When is it a good idea to write a crossword clue that no one knows the answer to?
If you think the answer is “never,” think again. It’s true that puzzles exist to be solved, but theme answers are often doing tricky stuff that almost no solver is going to guess, at least not in a vacuum. How many times, when doing a puzzle, have you needed to do most of the crossings for the first long answer before you realize “Ohhh, it’s STARR STRUCK, like STAR STRUCK but with an extra R” or whatever?
That’s a feature, not a bug. Some answers you get right away, but others, especially the longer ones, are more of a discovery.
The traditional quote crossword is a simple version of that discovery.

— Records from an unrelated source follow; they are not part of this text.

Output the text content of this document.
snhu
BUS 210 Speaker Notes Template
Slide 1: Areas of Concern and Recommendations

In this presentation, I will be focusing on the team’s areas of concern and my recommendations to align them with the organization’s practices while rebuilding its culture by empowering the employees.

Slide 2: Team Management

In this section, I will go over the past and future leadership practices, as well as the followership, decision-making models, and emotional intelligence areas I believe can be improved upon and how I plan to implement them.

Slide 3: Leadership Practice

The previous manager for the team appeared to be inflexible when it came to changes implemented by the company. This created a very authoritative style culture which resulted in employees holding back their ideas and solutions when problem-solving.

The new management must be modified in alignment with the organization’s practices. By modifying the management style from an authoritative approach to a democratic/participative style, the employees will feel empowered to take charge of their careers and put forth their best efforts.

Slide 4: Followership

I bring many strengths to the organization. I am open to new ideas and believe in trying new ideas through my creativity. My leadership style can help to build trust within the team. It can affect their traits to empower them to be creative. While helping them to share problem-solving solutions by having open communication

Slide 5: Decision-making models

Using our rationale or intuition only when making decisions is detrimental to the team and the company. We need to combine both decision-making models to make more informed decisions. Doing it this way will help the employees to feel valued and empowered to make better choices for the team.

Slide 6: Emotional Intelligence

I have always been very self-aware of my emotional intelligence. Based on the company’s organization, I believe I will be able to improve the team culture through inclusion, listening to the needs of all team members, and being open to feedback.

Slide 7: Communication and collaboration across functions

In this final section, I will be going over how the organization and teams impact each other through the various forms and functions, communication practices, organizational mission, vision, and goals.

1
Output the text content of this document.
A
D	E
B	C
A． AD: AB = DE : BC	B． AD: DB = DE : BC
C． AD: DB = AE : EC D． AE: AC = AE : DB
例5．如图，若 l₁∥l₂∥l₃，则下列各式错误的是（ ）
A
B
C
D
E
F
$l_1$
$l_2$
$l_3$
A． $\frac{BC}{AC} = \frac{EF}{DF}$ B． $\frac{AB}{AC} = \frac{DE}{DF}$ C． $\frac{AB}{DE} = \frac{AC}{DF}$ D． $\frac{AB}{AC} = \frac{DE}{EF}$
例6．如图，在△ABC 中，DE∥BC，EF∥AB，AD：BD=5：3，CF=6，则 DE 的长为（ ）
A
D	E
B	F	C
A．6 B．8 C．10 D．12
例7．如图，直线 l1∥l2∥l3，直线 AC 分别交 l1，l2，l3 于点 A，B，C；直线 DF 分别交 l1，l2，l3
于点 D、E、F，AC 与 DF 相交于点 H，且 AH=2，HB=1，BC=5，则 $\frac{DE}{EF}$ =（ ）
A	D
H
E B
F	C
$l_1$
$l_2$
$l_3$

Clues for its key answers might read, “Part 1 of a quotation from Emily Dickinson,” then “Part 2 of the quote” and so on. There might be a bit more of a hint— “Part 1 of a quote from Plato relevant to today’s politics”—but there doesn’t have to be.
Almost nobody keeps a list of famous quotations in their heads, can calculate their letter lengths, and matches those letter lengths to the available space in the grid. Figuring out the quote is therefore a journey of discovery that lasts most of the solving time.
The quote crossword has had its ups and downs. Its heyday was probably between the Sixties and the Eighties, when crossword puzzles were more literary. (For better and for worse.) Their champion was Eugene T. Maleska, a prolific contributor to the New York Times crossword many years before he became editor. In March 22, 1964, he used a 23x23 grid to fit in this quotation, clued as the words of Mark Twain:
“I am an old man and have known a great many troubles, but most of them never happened.” (If you’d told me this was a Yogi Berra quote instead, I’d believe it.)
A few months later, he rolled out this beauty on July 5, 1964:
“Contentment is a warm sty for eaters and sleepers” is one heck of a message to send somebody who’s just trying to relax with their Sunday paper, and there were other issues with the “stepquote” design Maleska used. Compared to modern crossword designs, these puzzles didn’t have a lot of theme density, and the stepquote has a few uncrossed letters. There would be no crossed words to tell you “no” if you decided that the quote had to be “Contentment in a warm sty? Fire at Ed, sand sleepers!”
Still, readers seemed to like the stepquote, as did then-editor Margaret Farrar: it appeared 20 more times over the years, only petering out in 1995, early in Will Shortz’s tenure. And chopped-up quotes like this bit from Montaigne (an anonymous puzzle from March 5, 1966) show up now and then even today…
…though today’s quote puzzles are more likely to use the words of stand-up comedians or TV shows than the literary classics.